Experience and REWORK
I've worked with many older and seasoned folks over the years on projects. Often, they had many more years of experience than me. Some of them reported to me on projects.
One sad thing I noticed about many of these (I won't say all, but it was a common theme), is that they liked to talk constantly about a previous project. Some were hanging on to that one project they had worked on 10 or 15 or more years ago. They wanted everything on the new project to relate directly to that old project. Usually, the conversations were about how they had done it differently on that old project and why couldn't we do it like that on this new one?
I don't know your experience in this issue. But, for me, these folks were deliberately placing themselves in that "how we did it then" category. It didn't matter that techniques had changed, methods had changed, the law had changed, or that anything else had changed. They wanted it the way it was.

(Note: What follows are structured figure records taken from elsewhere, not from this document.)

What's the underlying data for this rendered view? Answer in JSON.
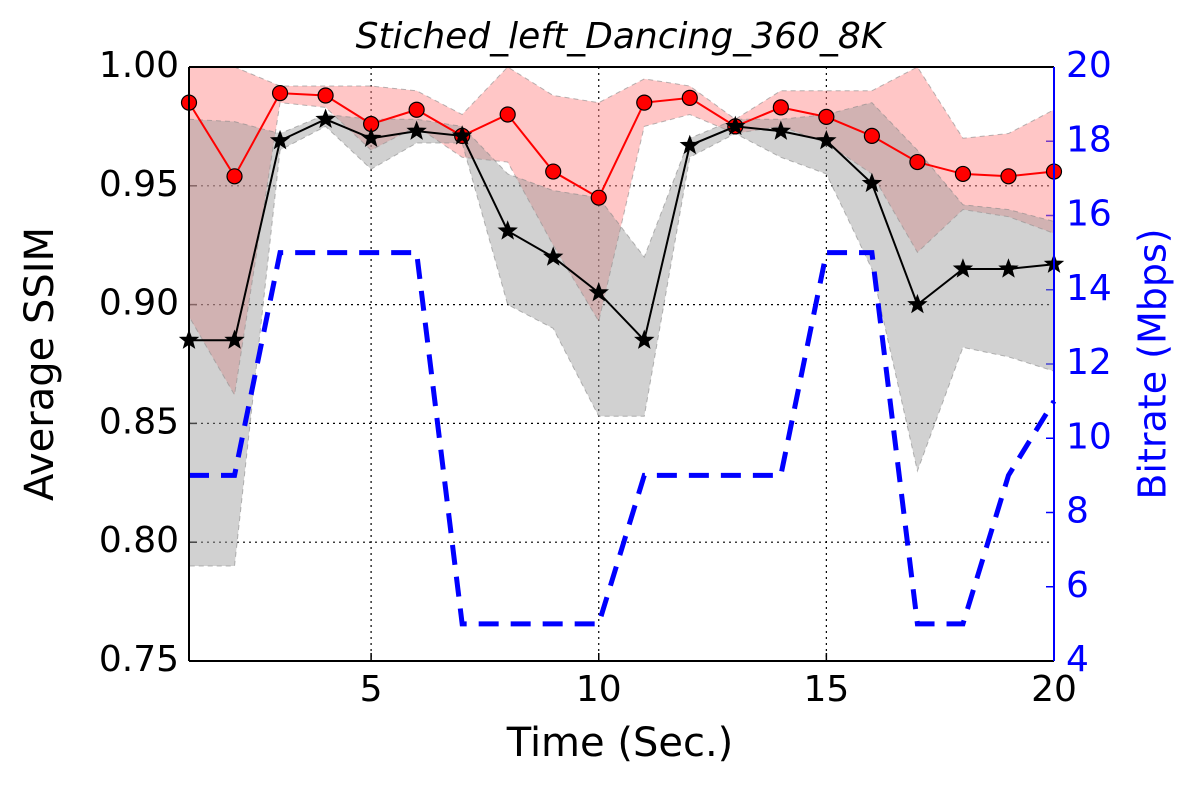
{
  "chart_data": {
    "type": "line",
    "title": "Stiched_left_Dancing_360_8K",
    "x_label": "Time (Sec.)",
    "y_label": "Average SSIM",
    "y2_label": "Bitrate (Mbps)",
    "x": [
      1,
      2,
      3,
      4,
      5,
      6,
      7,
      8,
      9,
      10,
      11,
      12,
      13,
      14,
      15,
      16,
      17,
      18,
      19,
      20
    ],
    "xlim": [
      1,
      20
    ],
    "xticks": [
      5,
      10,
      15,
      20
    ],
    "ylim": [
      0.75,
      1.0
    ],
    "yticks": [
      0.75,
      {
        "value": 0.8,
        "label": "0.80"
      },
      0.85,
      {
        "value": 0.9,
        "label": "0.90"
      },
      0.95,
      {
        "value": 1.0,
        "label": "1.00"
      }
    ],
    "y2lim": [
      4,
      20
    ],
    "y2ticks": [
      4,
      6,
      8,
      10,
      12,
      14,
      16,
      18,
      20
    ],
    "grid": true,
    "series": [
      {
        "color": "#ff0000",
        "marker": "circle",
        "band_color": "#ff8080",
        "values": [
          0.985,
          0.954,
          0.989,
          0.988,
          0.976,
          0.982,
          0.971,
          0.98,
          0.956,
          0.945,
          0.985,
          0.987,
          0.975,
          0.983,
          0.979,
          0.971,
          0.96,
          0.955,
          0.954,
          0.956
        ],
        "band_upper": [
          1.0,
          1.0,
          0.992,
          0.992,
          0.992,
          0.99,
          0.98,
          1.0,
          0.988,
          0.985,
          0.995,
          0.992,
          0.978,
          0.99,
          0.99,
          0.99,
          1.0,
          0.97,
          0.972,
          0.982
        ],
        "band_lower": [
          0.895,
          0.862,
          0.985,
          0.983,
          0.965,
          0.975,
          0.962,
          0.96,
          0.925,
          0.893,
          0.975,
          0.98,
          0.972,
          0.975,
          0.968,
          0.955,
          0.922,
          0.94,
          0.937,
          0.93
        ]
      },
      {
        "color": "#000000",
        "marker": "star",
        "band_color": "#999999",
        "values": [
          0.885,
          0.885,
          0.969,
          0.978,
          0.97,
          0.973,
          0.971,
          0.931,
          0.92,
          0.905,
          0.885,
          0.967,
          0.975,
          0.973,
          0.969,
          0.951,
          0.9,
          0.915,
          0.915,
          0.917
        ],
        "band_upper": [
          0.978,
          0.977,
          0.972,
          0.98,
          0.978,
          0.978,
          0.975,
          0.955,
          0.948,
          0.945,
          0.92,
          0.97,
          0.978,
          0.978,
          0.98,
          0.985,
          0.965,
          0.942,
          0.94,
          0.935
        ],
        "band_lower": [
          0.79,
          0.79,
          0.965,
          0.975,
          0.957,
          0.968,
          0.968,
          0.9,
          0.89,
          0.853,
          0.853,
          0.962,
          0.972,
          0.962,
          0.955,
          0.915,
          0.83,
          0.882,
          0.878,
          0.872
        ]
      },
      {
        "color": "#0000ff",
        "axis": "y2",
        "dashed": true,
        "values": [
          9,
          9,
          15,
          15,
          15,
          15,
          5,
          5,
          5,
          5,
          9,
          9,
          9,
          9,
          15,
          15,
          5,
          5,
          9,
          11
        ]
      }
    ]
  }
}
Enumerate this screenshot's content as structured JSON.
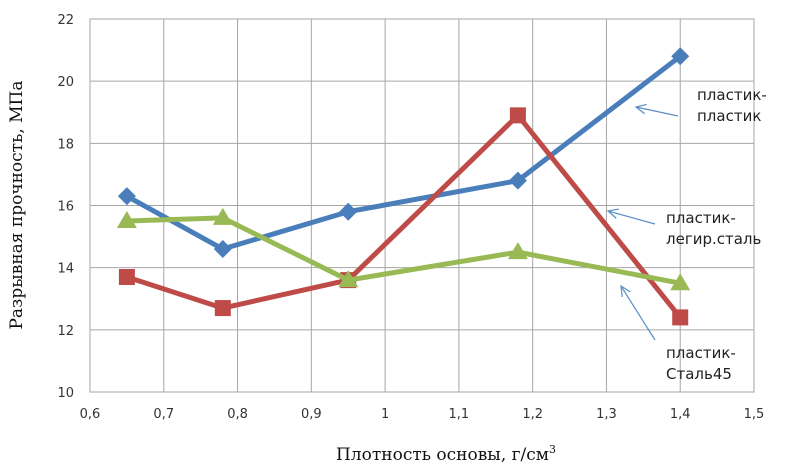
{
  "chart_data": {
    "type": "line",
    "xlabel": "Плотность основы, г/см",
    "xlabel_sup": "3",
    "ylabel": "Разрывная прочность, МПа",
    "xlim": [
      0.6,
      1.5
    ],
    "ylim": [
      10,
      22
    ],
    "xticks": [
      "0,6",
      "0,7",
      "0,8",
      "0,9",
      "1",
      "1,1",
      "1,2",
      "1,3",
      "1,4",
      "1,5"
    ],
    "yticks": [
      "10",
      "12",
      "14",
      "16",
      "18",
      "20",
      "22"
    ],
    "grid": true,
    "x": [
      0.65,
      0.78,
      0.95,
      1.18,
      1.4
    ],
    "series": [
      {
        "name": "пластик-пластик",
        "values": [
          16.3,
          14.6,
          15.8,
          16.8,
          20.8
        ],
        "color": "#4a7ebb",
        "marker": "diamond"
      },
      {
        "name": "пластик-легир.сталь",
        "values": [
          13.7,
          12.7,
          13.6,
          18.9,
          12.4
        ],
        "color": "#be4b48",
        "marker": "square"
      },
      {
        "name": "пластик-Сталь45",
        "values": [
          15.5,
          15.6,
          13.6,
          14.5,
          13.5
        ],
        "color": "#98b954",
        "marker": "triangle"
      }
    ],
    "annotations": [
      {
        "lines": [
          "пластик-",
          "пластик"
        ],
        "series": "пластик-пластик"
      },
      {
        "lines": [
          "пластик-",
          "легир.сталь"
        ],
        "series": "пластик-легир.сталь"
      },
      {
        "lines": [
          "пластик-",
          "Сталь45"
        ],
        "series": "пластик-Сталь45"
      }
    ]
  }
}
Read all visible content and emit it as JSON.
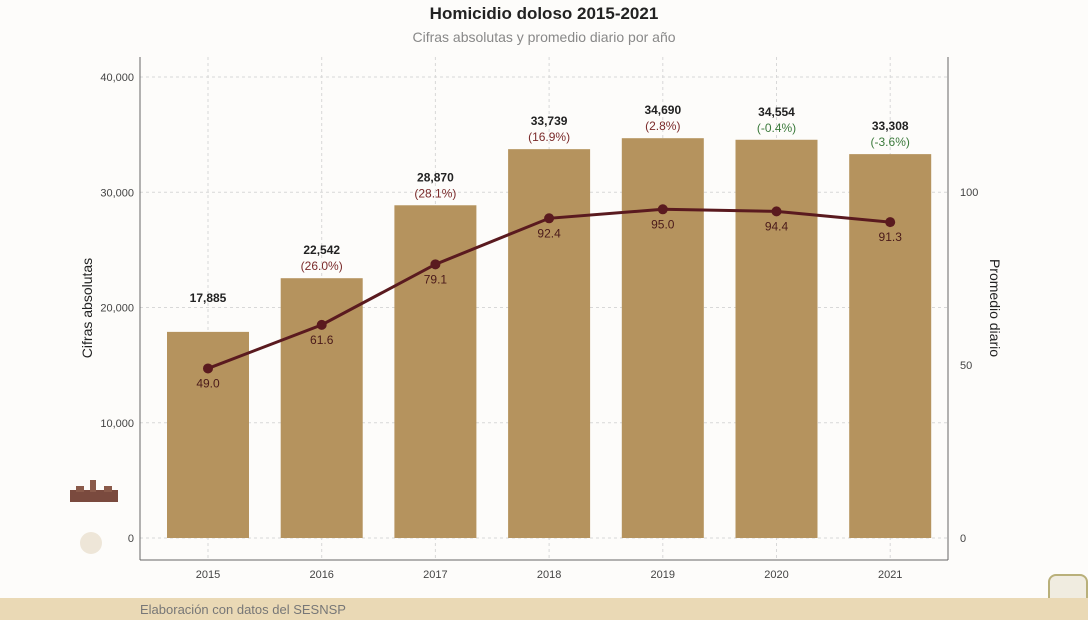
{
  "chart_data": {
    "type": "bar+line",
    "title": "Homicidio doloso 2015-2021",
    "subtitle": "Cifras absolutas y promedio diario por año",
    "ylabel": "Cifras absolutas",
    "y2label": "Promedio diario",
    "categories": [
      "2015",
      "2016",
      "2017",
      "2018",
      "2019",
      "2020",
      "2021"
    ],
    "ylim": [
      0,
      40000
    ],
    "yticks": [
      "0",
      "10,000",
      "20,000",
      "30,000",
      "40,000"
    ],
    "y2ticks": [
      "0",
      "50",
      "100"
    ],
    "grid": true,
    "series": [
      {
        "type": "bar",
        "values": [
          17885,
          22542,
          28870,
          33739,
          34690,
          34554,
          33308
        ],
        "labels": [
          "17,885",
          "22,542",
          "28,870",
          "33,739",
          "34,690",
          "34,554",
          "33,308"
        ],
        "change_labels": [
          "",
          "(26.0%)",
          "(28.1%)",
          "(16.9%)",
          "(2.8%)",
          "(-0.4%)",
          "(-3.6%)"
        ],
        "color": "#b5935e"
      },
      {
        "type": "line",
        "axis": "right",
        "values": [
          49.0,
          61.6,
          79.1,
          92.4,
          95.0,
          94.4,
          91.3
        ],
        "labels": [
          "49.0",
          "61.6",
          "79.1",
          "92.4",
          "95.0",
          "94.4",
          "91.3"
        ],
        "color": "#5a1a1f"
      }
    ],
    "colors": {
      "increase": "#7a2a2a",
      "decrease": "#3b7a3b"
    }
  },
  "footer": {
    "source": "Elaboración con datos del SESNSP"
  }
}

I thought of this recently in reading REWORK by Jason Fried and David Heinemeier Hansson, Founders of 37signals. In their book (highly recommended for project thinking), they have a section titled "What Does 5 Years Experience Mean Anyway?". The subtitle explains their point - "Year of irrelevance".
It isn't the time you've been employed that matters in the end. It's what you did with that time. Many of those I mentioned above were still living in the past. Many more still are today. To be able to do good project work, you have to learn and grow. Sure, those old experiences can be valuable as lessons for work and life. But, those experiences can't be your whole life.
If you're stuck there, I say you should get out now. Learn about your work from a new perspective. Learn about what's happening in other industries. How are other people and other companies changing as things change?
If you are already advancing, what keeps you moving?